Use an ordinal scale in your survey questions to understand how your respondents feel, think, and perform.
Receiving actionable data based on people’s attitudes can be challenging. After all, measures of attitude are complex, and more often than not, highly subjective. Luckily, you can use an ordinal scale in your survey to collect useful data about your respondents’ opinions, perceptions, performance, and sentiments. The straightforward ordinal scale is a down-to-earth way to approach abstract questions in your surveys.
An ordinal or “ordered” scale allows you to evaluate a respondent’s attitude towards a subject by using a set of ordered responses.
For example, responses can include: “very satisfied,” “satisfied,” “dissatisfied,” and “very dissatisfied.” In an ordinal scale, the order of answer options is what’s significant—you can’t quantify the exact difference between each answer option. The difference between responses like “very satisfied” and “satisfied,” for example, is relative, not exact.
Related reading: What is an interval scale and how to use it in your survey questions
Most of us have plenty of real-life experience with ordinal scales. Ordinal scales can help you do things like:
As you can tell, the ordinal scale works across a variety of use cases. But what does it look like when it’s in use?
While not all ordinal scales are Likert scales like the ones above (or Likert-type scales if you want to get technical) all Likert scales are ordinal. This popular form of survey question offers respondents an ordered range of answers from one extreme to another.
Take, for example, these questions from our Employee Satisfaction Survey Template:
How meaningful is your work?
How challenging is your job?
These Likert scale questions measure each employee’s perception of the work they do using various ordinal, i.e. ordered, scales. Other Likert scale questions measure sentiment with a balance of positive, negative, and neutral answers:
Are you satisfied with your employee benefits, neither satisfied nor dissatisfied, or dissatisfied with them?
In the Question Bank, you’ll find numerous survey questions that use ordinal scales. But we’ll walk you through how to write them on your own.

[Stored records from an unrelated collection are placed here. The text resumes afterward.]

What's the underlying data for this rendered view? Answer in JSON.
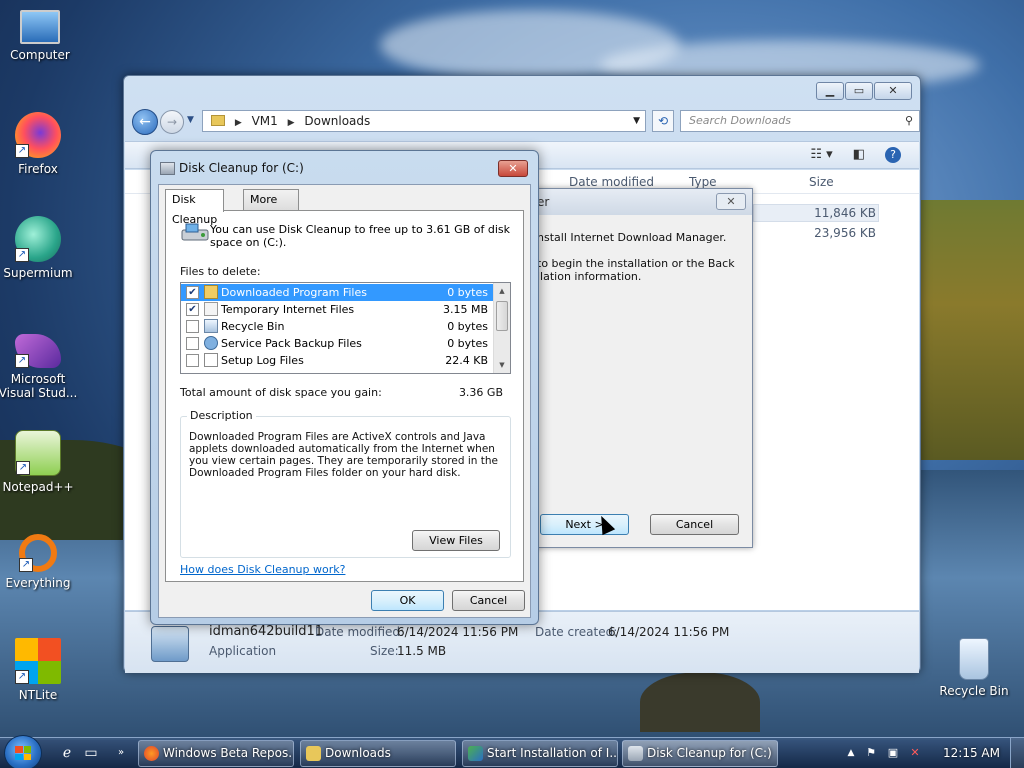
{
  "desktop": {
    "icons": [
      {
        "label": "Computer",
        "icon": "computer-icon"
      },
      {
        "label": "Firefox",
        "icon": "firefox-icon"
      },
      {
        "label": "Supermium",
        "icon": "supermium-icon"
      },
      {
        "label": "Microsoft Visual Stud...",
        "icon": "visual-studio-icon"
      },
      {
        "label": "Notepad++",
        "icon": "notepadpp-icon"
      },
      {
        "label": "Everything",
        "icon": "everything-icon"
      },
      {
        "label": "NTLite",
        "icon": "ntlite-icon"
      },
      {
        "label": "Recycle Bin",
        "icon": "recycle-bin-icon"
      }
    ]
  },
  "explorer": {
    "breadcrumb": [
      "VM1",
      "Downloads"
    ],
    "search_placeholder": "Search Downloads",
    "columns": [
      "Date modified",
      "Type",
      "Size"
    ],
    "sizes": [
      "11,846 KB",
      "23,956 KB"
    ],
    "details": {
      "name": "idman642build11",
      "date_modified_label": "Date modified:",
      "date_modified": "6/14/2024 11:56 PM",
      "date_created_label": "Date created:",
      "date_created": "6/14/2024 11:56 PM",
      "type": "Application",
      "size_label": "Size:",
      "size": "11.5 MB"
    }
  },
  "installer": {
    "title_fragment": "er",
    "line1": "nstall Internet Download Manager.",
    "line2": "to begin the installation or the Back",
    "line3": "llation information.",
    "next_label": "Next >",
    "cancel_label": "Cancel"
  },
  "cleanup": {
    "title": "Disk Cleanup for  (C:)",
    "tabs": [
      "Disk Cleanup",
      "More Options"
    ],
    "intro": "You can use Disk Cleanup to free up to 3.61 GB of disk space on  (C:).",
    "files_to_delete_label": "Files to delete:",
    "files": [
      {
        "name": "Downloaded Program Files",
        "size": "0 bytes",
        "checked": true,
        "selected": true
      },
      {
        "name": "Temporary Internet Files",
        "size": "3.15 MB",
        "checked": true,
        "selected": false
      },
      {
        "name": "Recycle Bin",
        "size": "0 bytes",
        "checked": false,
        "selected": false
      },
      {
        "name": "Service Pack Backup Files",
        "size": "0 bytes",
        "checked": false,
        "selected": false
      },
      {
        "name": "Setup Log Files",
        "size": "22.4 KB",
        "checked": false,
        "selected": false
      }
    ],
    "total_label": "Total amount of disk space you gain:",
    "total_value": "3.36 GB",
    "description_label": "Description",
    "description": "Downloaded Program Files are ActiveX controls and Java applets downloaded automatically from the Internet when you view certain pages. They are temporarily stored in the Downloaded Program Files folder on your hard disk.",
    "view_files_label": "View Files",
    "help_link": "How does Disk Cleanup work?",
    "ok_label": "OK",
    "cancel_label": "Cancel"
  },
  "taskbar": {
    "buttons": [
      {
        "label": "Windows Beta Repos...",
        "active": false
      },
      {
        "label": "Downloads",
        "active": false
      },
      {
        "label": "Start Installation of I...",
        "active": false
      },
      {
        "label": "Disk Cleanup for  (C:)",
        "active": true
      }
    ],
    "clock": "12:15 AM"
  }
}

Another important type of ordinal scale is the Guttman scale, which builds questions in a cumulative hierarchy where agreement with higher-level items implies agreement with all lower-level ones. For example, if someone agrees they would 'donate $100 to charity,' a Guttman scale assumes they would also agree to 'donate $50' or '$25.'
In addition, the Thurstone scale measures attitudes by assigning precise numerical values to different statements about a topic, rather than using standardized response options. This approach relies on expert evaluations to determine how strongly each statement reflects the attitude being measured, creating a more finely-tuned measurement tool.
Just follow these steps:
1. Identify a focus for your question by deciding which opinion, perception, performance, or sentiment you’d like to collect data on. Decide whether to use a unipolar scale or bipolar scale. Unipolar scales measure the absence or presence of a single item—”not at all interested” to “extremely interested,” for instance. Bipolar scales ask respondents how their attitudes fall on two different sides of neutrality—”strongly disagree” to “strongly agree,” for example.

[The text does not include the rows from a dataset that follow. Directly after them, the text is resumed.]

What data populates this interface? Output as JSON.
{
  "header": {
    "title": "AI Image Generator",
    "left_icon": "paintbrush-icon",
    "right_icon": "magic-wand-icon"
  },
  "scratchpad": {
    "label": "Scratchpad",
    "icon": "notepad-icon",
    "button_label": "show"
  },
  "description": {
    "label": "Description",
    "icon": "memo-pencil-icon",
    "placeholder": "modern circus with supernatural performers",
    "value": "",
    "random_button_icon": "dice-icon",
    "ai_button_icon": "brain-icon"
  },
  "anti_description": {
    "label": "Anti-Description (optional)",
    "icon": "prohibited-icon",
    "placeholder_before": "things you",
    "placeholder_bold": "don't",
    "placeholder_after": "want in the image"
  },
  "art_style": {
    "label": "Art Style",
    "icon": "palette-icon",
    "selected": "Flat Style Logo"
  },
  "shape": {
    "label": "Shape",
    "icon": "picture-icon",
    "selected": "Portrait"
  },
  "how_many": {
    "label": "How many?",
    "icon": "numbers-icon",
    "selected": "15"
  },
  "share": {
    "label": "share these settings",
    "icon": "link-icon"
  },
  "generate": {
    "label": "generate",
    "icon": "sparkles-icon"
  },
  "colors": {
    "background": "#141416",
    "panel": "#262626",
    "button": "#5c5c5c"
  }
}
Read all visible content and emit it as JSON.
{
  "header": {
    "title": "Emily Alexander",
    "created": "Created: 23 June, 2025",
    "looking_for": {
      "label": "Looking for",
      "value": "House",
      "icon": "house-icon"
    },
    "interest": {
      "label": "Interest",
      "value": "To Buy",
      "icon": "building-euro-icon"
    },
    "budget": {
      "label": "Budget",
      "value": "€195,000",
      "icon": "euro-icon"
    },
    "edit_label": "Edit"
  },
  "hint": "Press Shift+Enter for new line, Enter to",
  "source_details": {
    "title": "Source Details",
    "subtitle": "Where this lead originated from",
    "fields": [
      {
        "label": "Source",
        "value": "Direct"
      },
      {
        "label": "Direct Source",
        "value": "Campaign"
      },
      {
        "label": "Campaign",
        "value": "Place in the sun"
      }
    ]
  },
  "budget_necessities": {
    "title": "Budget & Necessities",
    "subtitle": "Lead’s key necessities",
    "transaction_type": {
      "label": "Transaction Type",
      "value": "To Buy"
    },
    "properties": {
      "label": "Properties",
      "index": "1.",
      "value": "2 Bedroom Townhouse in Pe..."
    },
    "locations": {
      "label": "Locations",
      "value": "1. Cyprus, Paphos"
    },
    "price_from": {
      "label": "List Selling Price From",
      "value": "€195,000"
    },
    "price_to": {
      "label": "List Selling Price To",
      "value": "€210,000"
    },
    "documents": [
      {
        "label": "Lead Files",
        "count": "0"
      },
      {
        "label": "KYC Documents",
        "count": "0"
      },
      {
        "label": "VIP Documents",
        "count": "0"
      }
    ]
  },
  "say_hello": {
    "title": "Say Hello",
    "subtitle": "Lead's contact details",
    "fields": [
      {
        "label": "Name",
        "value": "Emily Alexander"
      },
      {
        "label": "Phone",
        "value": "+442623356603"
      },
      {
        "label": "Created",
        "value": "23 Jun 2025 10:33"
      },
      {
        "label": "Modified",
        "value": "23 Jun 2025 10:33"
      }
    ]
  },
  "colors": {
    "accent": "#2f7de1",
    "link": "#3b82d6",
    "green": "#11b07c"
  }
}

2. For unipolar questions, decide which single variable—like the level of “meaning” or “challenge”—to include in your scale. For bipolar questions, decide which two opposing variables—like “agree” and “disagree” or “satisfied” and “dissatisfied”—to include in your scale.
3. Create a set of ordered responses using your variable(s). While the difference between responses is always relative in ordinal scales, try to choose options that are somewhat evenly spaced from each other. For bipolar questions, include an equal number of responses for each opposing variable to avoid skewing your results.
If you plan on using the same ordinal scale for multiple survey questions, consider combining them into a single matrix/rating scale question. If you plan on tailoring an ordinal scale to each question, use classic multiple choice questions instead.
Note: Keep in mind that matrix questions can easily become overwhelming to answer. If you decide to use one, limit its size to 5 rows and 5 columns.
For multiple choice questions that use an ordinal scale, you can look at the responses both individually and collectively. In either case, you can easily compare the relative popularity of each choice to identify key takeaways. Matrix/rating scale questions provide a similar level of analysis but also give you the weighted averages from each choice.
Does this level of analysis sound overwhelming? The good news is you don’t have to do it on your own. SurveyMonkey Analyze automatically collects your response data and allows you to create charts and graphs from your closed-ended questions with the click of a button.
So take the time to write survey questions that use an ordinal scale. The responses will help you align with your respondents’ opinions, perceptions, performance, and sentiments.